2 types of retinal ganglion cells:
Midget cells, parasol cells.
Midget cells:
Receive input from cones, smaller number of cells, project to the parvocellular pathway (high acuity color pathway to the brain)
Parasol cells:
Receive input from rods, large number of cells, project to the magnocellular pathway (low acuity but highly sensitive pathway to the brain, low light, peripheral vision)
What’s color?
Differences in the pattern of cone activation to different wavelengths of energy. Cone/rod distribution determine the experience of central/peripheral vision. Edges are exaggerated.
Mechanoreceptors:
Sense mechanical pressure.

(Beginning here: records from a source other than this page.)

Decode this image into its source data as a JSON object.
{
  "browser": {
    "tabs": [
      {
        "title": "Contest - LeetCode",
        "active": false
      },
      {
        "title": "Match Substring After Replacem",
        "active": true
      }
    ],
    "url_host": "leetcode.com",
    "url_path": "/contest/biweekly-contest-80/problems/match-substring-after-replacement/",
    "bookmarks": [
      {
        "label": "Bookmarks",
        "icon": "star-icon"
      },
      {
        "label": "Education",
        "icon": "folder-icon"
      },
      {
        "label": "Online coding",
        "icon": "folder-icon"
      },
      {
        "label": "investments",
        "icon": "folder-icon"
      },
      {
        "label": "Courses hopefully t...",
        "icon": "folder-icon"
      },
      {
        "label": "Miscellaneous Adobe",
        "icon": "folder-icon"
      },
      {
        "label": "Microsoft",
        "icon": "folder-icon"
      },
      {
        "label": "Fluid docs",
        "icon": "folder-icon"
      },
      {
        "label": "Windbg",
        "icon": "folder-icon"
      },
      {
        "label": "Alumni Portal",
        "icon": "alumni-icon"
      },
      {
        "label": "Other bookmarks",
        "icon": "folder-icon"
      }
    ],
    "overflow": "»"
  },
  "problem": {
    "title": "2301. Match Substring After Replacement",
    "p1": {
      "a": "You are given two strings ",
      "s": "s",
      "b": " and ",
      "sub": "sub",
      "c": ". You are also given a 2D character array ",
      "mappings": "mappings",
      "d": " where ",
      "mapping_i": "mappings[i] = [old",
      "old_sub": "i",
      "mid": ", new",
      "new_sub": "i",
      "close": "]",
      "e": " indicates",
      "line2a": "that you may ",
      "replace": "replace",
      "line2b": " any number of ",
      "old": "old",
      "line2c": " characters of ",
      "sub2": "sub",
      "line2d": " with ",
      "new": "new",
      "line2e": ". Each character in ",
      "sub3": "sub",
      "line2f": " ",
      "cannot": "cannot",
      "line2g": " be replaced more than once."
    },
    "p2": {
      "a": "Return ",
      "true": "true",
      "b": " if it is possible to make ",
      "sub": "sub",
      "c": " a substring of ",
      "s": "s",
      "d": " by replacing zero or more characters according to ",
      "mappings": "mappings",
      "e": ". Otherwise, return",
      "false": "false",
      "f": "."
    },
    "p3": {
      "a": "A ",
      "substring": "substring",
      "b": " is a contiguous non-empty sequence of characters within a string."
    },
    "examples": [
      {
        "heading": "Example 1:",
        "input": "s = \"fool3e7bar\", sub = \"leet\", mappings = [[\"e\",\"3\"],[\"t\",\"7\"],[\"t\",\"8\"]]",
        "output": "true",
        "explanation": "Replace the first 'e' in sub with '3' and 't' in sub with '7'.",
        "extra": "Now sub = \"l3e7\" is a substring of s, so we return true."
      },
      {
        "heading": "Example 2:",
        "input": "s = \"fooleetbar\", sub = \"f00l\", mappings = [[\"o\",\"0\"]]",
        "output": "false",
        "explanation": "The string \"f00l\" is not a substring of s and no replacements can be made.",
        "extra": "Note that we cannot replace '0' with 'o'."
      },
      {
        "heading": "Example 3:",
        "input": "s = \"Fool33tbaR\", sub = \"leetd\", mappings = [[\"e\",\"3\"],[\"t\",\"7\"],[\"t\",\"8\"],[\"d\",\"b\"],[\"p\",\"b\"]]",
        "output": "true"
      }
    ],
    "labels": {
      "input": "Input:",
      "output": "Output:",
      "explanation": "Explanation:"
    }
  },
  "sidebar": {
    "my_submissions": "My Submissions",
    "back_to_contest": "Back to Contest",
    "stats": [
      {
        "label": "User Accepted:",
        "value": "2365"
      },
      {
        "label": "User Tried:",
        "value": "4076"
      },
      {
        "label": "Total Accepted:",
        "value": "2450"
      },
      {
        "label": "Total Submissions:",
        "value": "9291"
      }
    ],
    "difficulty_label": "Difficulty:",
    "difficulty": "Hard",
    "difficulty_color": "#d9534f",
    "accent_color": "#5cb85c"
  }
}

Physically deforming a mechanoreceptor causes ion channels to open, which causes the cell to fire.
3 classes of mechanoreceptors:
Inner ear, skin, muscles & tendons
Movement of hair cells in the inner ear:
Hearing, inertia, gravity.
Pressure and stretch receptors in the skin:
Light touch, texture, stretch, pain.
What’s sound?
A (sine) wave of moving air, the amount of pressure over a certain period of time.
The frequency of sound.
High frequency, high-pitched/low frequency, low-pitched.
The amplitude of sound.
High amplitude, loud sound, low amplitude, soft sound.
Auditory hair cells:
Ion channels on adjacent hairs are connected by a ‘tip link.’ Movement of the hair cells pulls the ion channels open, depolarizing (activating) the cell.
Mechanoreceptors in the cochlea provide:
Loudness, pitch, timbre, NOT location (that’s time and volume differences).
The liquid in the semicircular canals.
Endolymph. Viscosity can change which will interfere with perception.
What do the inner ears contain?
Otolith organs. (sense of gravity)
Mechanoreceptors in the skin.
Light touch, firm pressure, vibration, pain & skin stretch. All are specialised for different types of pressure.
Haptic touch.
Exploring objects with your subcutaneous mechanoreceptors.